Chief Operating Officer Anthony Davis said if the college did not feel confident in its safety measures, it would not have invited students back to campus.
The college has taken on a litany of prevention measures as part of its re-entry plan. Everyone on campus, faculty, students and staff, were tested for COVID-19. The campus was also sanitized with electrostatic sprayers ahead of students arriving. An antimicrobial finish was applied to surfaces, and there are hand sanitizing stations throughout the campus, along with enhanced cleaning protocols and a mask requirement.
Davis is happy the college is able to have in-person classes at all and said the college saw some transfers from students who felt safer with the level of prevention measures at Livingstone.
Davis said it is especially important for the college to take on the additional protocols, which by and large exceed those of other nearby colleges and universities, because Livingstone is a historically Black college, and the African American community has been disproportionately impacted by COVID-19.

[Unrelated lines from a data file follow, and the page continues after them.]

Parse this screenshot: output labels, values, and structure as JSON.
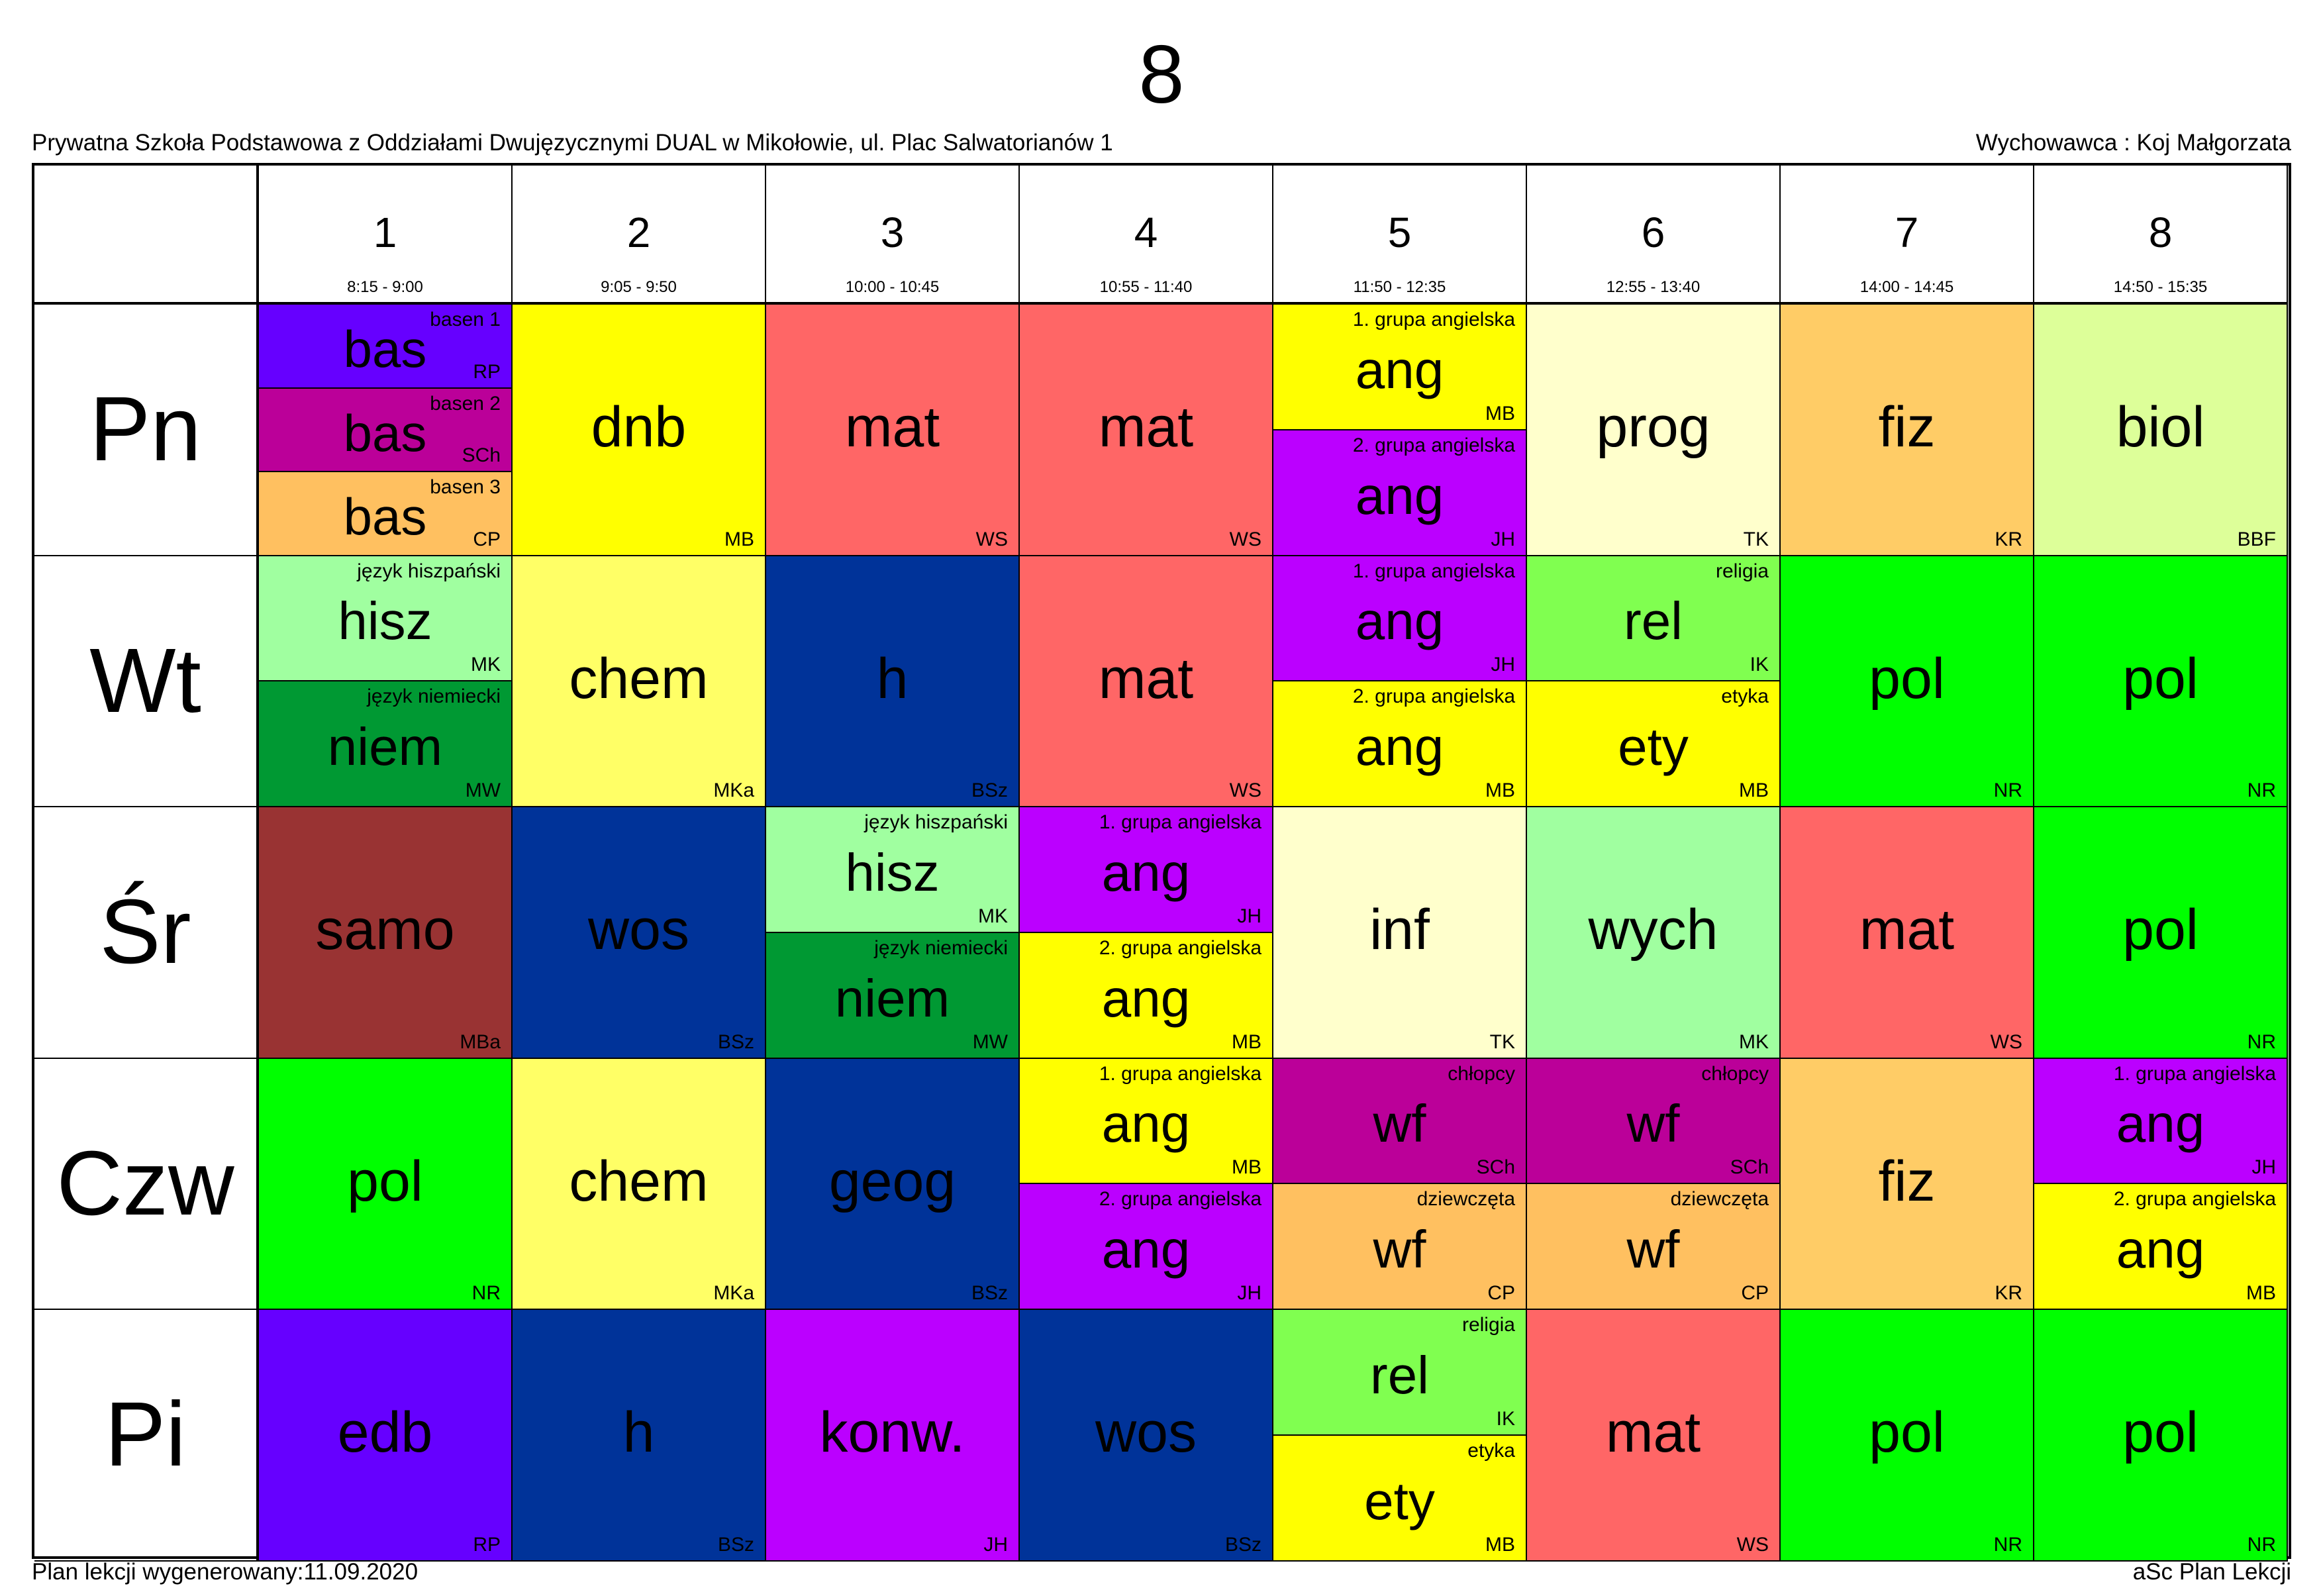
{
  "title": "8",
  "school": "Prywatna Szkoła Podstawowa z Oddziałami Dwujęzycznymi DUAL w Mikołowie, ul. Plac Salwatorianów 1",
  "teacher_label": "Wychowawca : Koj Małgorzata",
  "footer_left": "Plan lekcji wygenerowany:11.09.2020",
  "footer_right": "aSc Plan Lekcji",
  "periods": [
    {
      "num": "1",
      "time": "8:15 - 9:00"
    },
    {
      "num": "2",
      "time": "9:05 - 9:50"
    },
    {
      "num": "3",
      "time": "10:00 - 10:45"
    },
    {
      "num": "4",
      "time": "10:55 - 11:40"
    },
    {
      "num": "5",
      "time": "11:50 - 12:35"
    },
    {
      "num": "6",
      "time": "12:55 - 13:40"
    },
    {
      "num": "7",
      "time": "14:00 - 14:45"
    },
    {
      "num": "8",
      "time": "14:50 - 15:35"
    }
  ],
  "days": [
    {
      "label": "Pn",
      "cells": [
        [
          {
            "subject": "bas",
            "group": "basen 1",
            "teacher": "RP",
            "color": "#6600FF"
          },
          {
            "subject": "bas",
            "group": "basen 2",
            "teacher": "SCh",
            "color": "#BB0099"
          },
          {
            "subject": "bas",
            "group": "basen 3",
            "teacher": "CP",
            "color": "#FFC060"
          }
        ],
        [
          {
            "subject": "dnb",
            "group": "",
            "teacher": "MB",
            "color": "#FFFF00"
          }
        ],
        [
          {
            "subject": "mat",
            "group": "",
            "teacher": "WS",
            "color": "#FF6666"
          }
        ],
        [
          {
            "subject": "mat",
            "group": "",
            "teacher": "WS",
            "color": "#FF6666"
          }
        ],
        [
          {
            "subject": "ang",
            "group": "1. grupa angielska",
            "teacher": "MB",
            "color": "#FFFF00"
          },
          {
            "subject": "ang",
            "group": "2. grupa angielska",
            "teacher": "JH",
            "color": "#BB00FF"
          }
        ],
        [
          {
            "subject": "prog",
            "group": "",
            "teacher": "TK",
            "color": "#FFFFCC"
          }
        ],
        [
          {
            "subject": "fiz",
            "group": "",
            "teacher": "KR",
            "color": "#FFCC66"
          }
        ],
        [
          {
            "subject": "biol",
            "group": "",
            "teacher": "BBF",
            "color": "#DDFF99"
          }
        ]
      ]
    },
    {
      "label": "Wt",
      "cells": [
        [
          {
            "subject": "hisz",
            "group": "język hiszpański",
            "teacher": "MK",
            "color": "#A0FFA0"
          },
          {
            "subject": "niem",
            "group": "język niemiecki",
            "teacher": "MW",
            "color": "#009933"
          }
        ],
        [
          {
            "subject": "chem",
            "group": "",
            "teacher": "MKa",
            "color": "#FFFF66"
          }
        ],
        [
          {
            "subject": "h",
            "group": "",
            "teacher": "BSz",
            "color": "#003399"
          }
        ],
        [
          {
            "subject": "mat",
            "group": "",
            "teacher": "WS",
            "color": "#FF6666"
          }
        ],
        [
          {
            "subject": "ang",
            "group": "1. grupa angielska",
            "teacher": "JH",
            "color": "#BB00FF"
          },
          {
            "subject": "ang",
            "group": "2. grupa angielska",
            "teacher": "MB",
            "color": "#FFFF00"
          }
        ],
        [
          {
            "subject": "rel",
            "group": "religia",
            "teacher": "IK",
            "color": "#80FF50"
          },
          {
            "subject": "ety",
            "group": "etyka",
            "teacher": "MB",
            "color": "#FFFF00"
          }
        ],
        [
          {
            "subject": "pol",
            "group": "",
            "teacher": "NR",
            "color": "#00FF00"
          }
        ],
        [
          {
            "subject": "pol",
            "group": "",
            "teacher": "NR",
            "color": "#00FF00"
          }
        ]
      ]
    },
    {
      "label": "Śr",
      "cells": [
        [
          {
            "subject": "samo",
            "group": "",
            "teacher": "MBa",
            "color": "#993333"
          }
        ],
        [
          {
            "subject": "wos",
            "group": "",
            "teacher": "BSz",
            "color": "#003399"
          }
        ],
        [
          {
            "subject": "hisz",
            "group": "język hiszpański",
            "teacher": "MK",
            "color": "#A0FFA0"
          },
          {
            "subject": "niem",
            "group": "język niemiecki",
            "teacher": "MW",
            "color": "#009933"
          }
        ],
        [
          {
            "subject": "ang",
            "group": "1. grupa angielska",
            "teacher": "JH",
            "color": "#BB00FF"
          },
          {
            "subject": "ang",
            "group": "2. grupa angielska",
            "teacher": "MB",
            "color": "#FFFF00"
          }
        ],
        [
          {
            "subject": "inf",
            "group": "",
            "teacher": "TK",
            "color": "#FFFFCC"
          }
        ],
        [
          {
            "subject": "wych",
            "group": "",
            "teacher": "MK",
            "color": "#A0FFA0"
          }
        ],
        [
          {
            "subject": "mat",
            "group": "",
            "teacher": "WS",
            "color": "#FF6666"
          }
        ],
        [
          {
            "subject": "pol",
            "group": "",
            "teacher": "NR",
            "color": "#00FF00"
          }
        ]
      ]
    },
    {
      "label": "Czw",
      "cells": [
        [
          {
            "subject": "pol",
            "group": "",
            "teacher": "NR",
            "color": "#00FF00"
          }
        ],
        [
          {
            "subject": "chem",
            "group": "",
            "teacher": "MKa",
            "color": "#FFFF66"
          }
        ],
        [
          {
            "subject": "geog",
            "group": "",
            "teacher": "BSz",
            "color": "#003399"
          }
        ],
        [
          {
            "subject": "ang",
            "group": "1. grupa angielska",
            "teacher": "MB",
            "color": "#FFFF00"
          },
          {
            "subject": "ang",
            "group": "2. grupa angielska",
            "teacher": "JH",
            "color": "#BB00FF"
          }
        ],
        [
          {
            "subject": "wf",
            "group": "chłopcy",
            "teacher": "SCh",
            "color": "#BB0099"
          },
          {
            "subject": "wf",
            "group": "dziewczęta",
            "teacher": "CP",
            "color": "#FFC060"
          }
        ],
        [
          {
            "subject": "wf",
            "group": "chłopcy",
            "teacher": "SCh",
            "color": "#BB0099"
          },
          {
            "subject": "wf",
            "group": "dziewczęta",
            "teacher": "CP",
            "color": "#FFC060"
          }
        ],
        [
          {
            "subject": "fiz",
            "group": "",
            "teacher": "KR",
            "color": "#FFCC66"
          }
        ],
        [
          {
            "subject": "ang",
            "group": "1. grupa angielska",
            "teacher": "JH",
            "color": "#BB00FF"
          },
          {
            "subject": "ang",
            "group": "2. grupa angielska",
            "teacher": "MB",
            "color": "#FFFF00"
          }
        ]
      ]
    },
    {
      "label": "Pi",
      "cells": [
        [
          {
            "subject": "edb",
            "group": "",
            "teacher": "RP",
            "color": "#6600FF"
          }
        ],
        [
          {
            "subject": "h",
            "group": "",
            "teacher": "BSz",
            "color": "#003399"
          }
        ],
        [
          {
            "subject": "konw.",
            "group": "",
            "teacher": "JH",
            "color": "#BB00FF"
          }
        ],
        [
          {
            "subject": "wos",
            "group": "",
            "teacher": "BSz",
            "color": "#003399"
          }
        ],
        [
          {
            "subject": "rel",
            "group": "religia",
            "teacher": "IK",
            "color": "#80FF50"
          },
          {
            "subject": "ety",
            "group": "etyka",
            "teacher": "MB",
            "color": "#FFFF00"
          }
        ],
        [
          {
            "subject": "mat",
            "group": "",
            "teacher": "WS",
            "color": "#FF6666"
          }
        ],
        [
          {
            "subject": "pol",
            "group": "",
            "teacher": "NR",
            "color": "#00FF00"
          }
        ],
        [
          {
            "subject": "pol",
            "group": "",
            "teacher": "NR",
            "color": "#00FF00"
          }
        ]
      ]
    }
  ]
}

Davis described the campus as a masked community. Students who live on campus and arrived over the past week were tested before they moved into their rooms. The college wants to identify anyone who could be an asymptomatic spreader so it can stop people from unknowingly infecting others.

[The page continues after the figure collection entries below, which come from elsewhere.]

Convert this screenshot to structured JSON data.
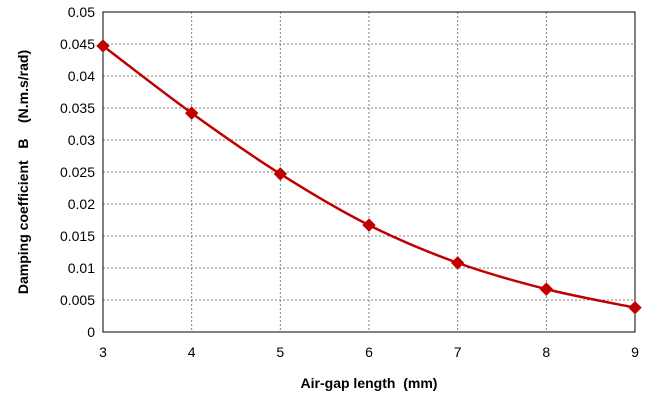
{
  "chart_data": {
    "type": "line",
    "title": "",
    "xlabel": "Air-gap length  (mm)",
    "ylabel": "Damping coefficient   B    (N.m.s/rad)",
    "xlim": [
      3,
      9
    ],
    "ylim": [
      0,
      0.05
    ],
    "x_ticks": [
      "3",
      "4",
      "5",
      "6",
      "7",
      "8",
      "9"
    ],
    "y_ticks": [
      "0",
      "0.005",
      "0.01",
      "0.015",
      "0.02",
      "0.025",
      "0.03",
      "0.035",
      "0.04",
      "0.045",
      "0.05"
    ],
    "grid": true,
    "legend": "none",
    "series": [
      {
        "x": [
          3,
          4,
          5,
          6,
          7,
          8,
          9
        ],
        "values": [
          0.0447,
          0.0342,
          0.0247,
          0.0167,
          0.0108,
          0.0067,
          0.0038
        ],
        "color": "#c00000",
        "marker": "diamond"
      }
    ]
  }
}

Putting it simply, Davis said the college wants to keep its students safe.
Senior SGA President and criminal justice major Carlee Patterson said she has been adjusting to the new normal. The most noticeable change is having to wear masks all the time. In her position, she feels she needs to make sure she is wearing a mask and modeling for other students.

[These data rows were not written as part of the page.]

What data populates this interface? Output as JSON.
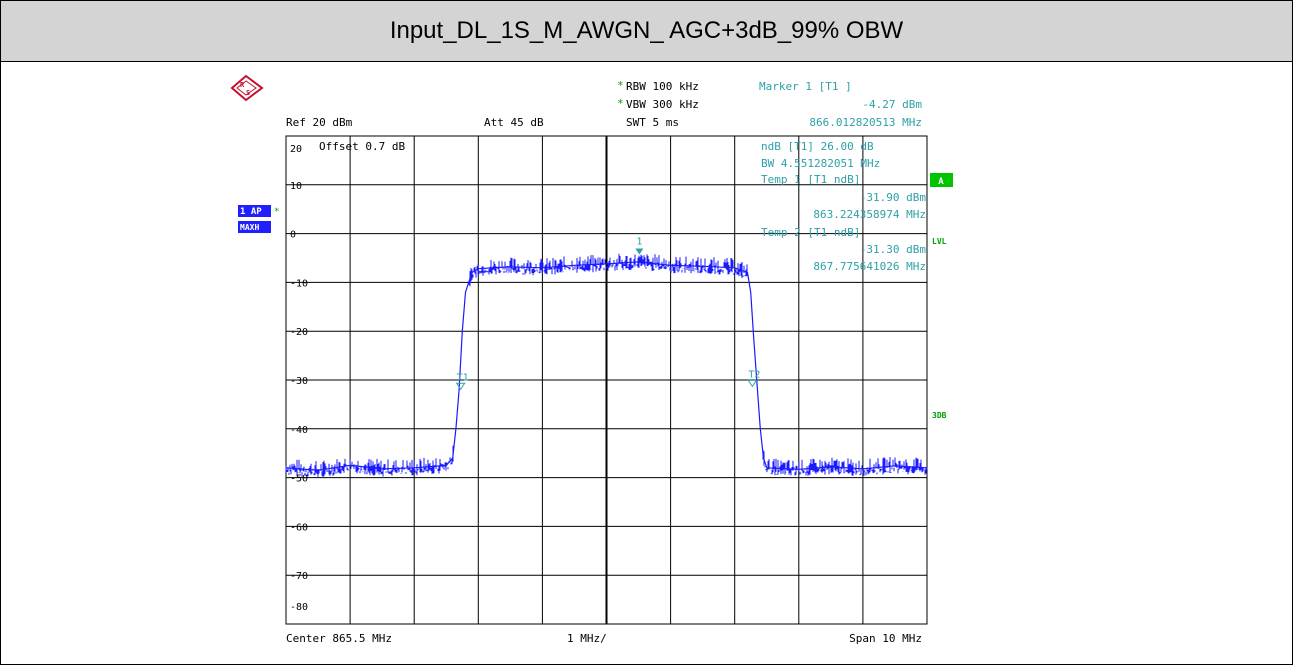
{
  "title": "Input_DL_1S_M_AWGN_ AGC+3dB_99% OBW",
  "colors": {
    "trace": "#1a1aff",
    "marker_text": "#2ea0a8",
    "badge_green": "#00c400",
    "side_green": "#00a000",
    "badge_blue": "#2020ff"
  },
  "settings": {
    "rbw": "RBW 100 kHz",
    "vbw": "VBW 300 kHz",
    "swt": "SWT 5 ms",
    "ref": "Ref  20 dBm",
    "att": "Att  45 dB",
    "offset": "Offset   0.7 dB",
    "center": "Center  865.5 MHz",
    "div": "1 MHz/",
    "span": "Span  10 MHz"
  },
  "markers": {
    "m1_title": "Marker 1 [T1 ]",
    "m1_level": "-4.27 dBm",
    "m1_freq": "866.012820513 MHz",
    "ndb_label": "ndB  [T1]    26.00 dB",
    "bw_label": "BW   4.551282051 MHz",
    "temp1_title": "Temp 1 [T1 ndB]",
    "temp1_level": "-31.90 dBm",
    "temp1_freq": "863.224358974 MHz",
    "temp2_title": "Temp 2 [T1 ndB]",
    "temp2_level": "-31.30 dBm",
    "temp2_freq": "867.775641026 MHz"
  },
  "badges": {
    "left_top": "1 AP",
    "left_bottom": "MAXH",
    "right_a": "A",
    "lvl": "LVL",
    "threedb": "3DB"
  },
  "marker_labels": {
    "m1": "1",
    "t1": "T1",
    "t2": "T2"
  },
  "chart_data": {
    "type": "line",
    "xlabel": "",
    "ylabel": "",
    "xlim": [
      860.5,
      870.5
    ],
    "ylim": [
      -90,
      10
    ],
    "ytick_labels": [
      "20",
      "10",
      "0",
      "-10",
      "-20",
      "-30",
      "-40",
      "-50",
      "-60",
      "-70",
      "-80"
    ],
    "grid": true,
    "series": [
      {
        "x": [
          860.5,
          861.0,
          861.5,
          862.0,
          862.5,
          863.0,
          863.1,
          863.15,
          863.2,
          863.25,
          863.3,
          863.4,
          863.5,
          864.0,
          864.5,
          865.0,
          865.5,
          866.0,
          866.5,
          867.0,
          867.5,
          867.7,
          867.75,
          867.8,
          867.85,
          867.9,
          867.95,
          868.0,
          868.5,
          869.0,
          869.5,
          870.0,
          870.5
        ],
        "y": [
          -48,
          -48.5,
          -47.5,
          -48.2,
          -48,
          -47.5,
          -46,
          -40,
          -32,
          -20,
          -12,
          -8,
          -7.2,
          -6.8,
          -7,
          -6.5,
          -6.2,
          -5.8,
          -6.5,
          -6.7,
          -7,
          -8,
          -12,
          -22,
          -31,
          -40,
          -46,
          -48,
          -48.3,
          -47.8,
          -48.2,
          -47.6,
          -48
        ]
      }
    ],
    "markers": [
      {
        "name": "1",
        "x": 866.01282,
        "y": -4.27
      },
      {
        "name": "T1",
        "x": 863.224358974,
        "y": -31.9
      },
      {
        "name": "T2",
        "x": 867.775641026,
        "y": -31.3
      }
    ]
  }
}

SGA has had to adapt as well, moving its programming online using conferencing software like Zoom and leaning on the campus radio station more.
Patterson said she was still getting a quality education when students had to leave campus in the spring as her professors were teaching via Zoom and sharing screens much like they would in-person. One professor had a presentation in the background and she said it made her feel like she was still in the classroom.
When the college closed in the spring, she had to travel back to her home state of Connecticut, but she missed North Carolina.
“I feel like it is home for me,” Patterson said.
Classes at Livingstone are a mix of in-person, online and hybrid this semester. Other institutions have made similar changes that allow them to reduce student density on campus. Patterson prefers being on campus and is glad to be back.
Jalen Robinson, a freshman who intends to major in business administration, had one in-person class and an online class on day one.
Robinson’s last year of high school was cut short in March, but he said the extra time off gave him time to prepare for college, hone his skills as a musician and learn more leadership skills at work.
He said he feels safe at Livingstone, and he never thought he would feel so secure on campus, adding that he thinks the college is doing a good job with its protocols. He lives on campus and spent his first few days at Livingstone seeing the campus, going through orientation, getting his room set up and socializing with social distance.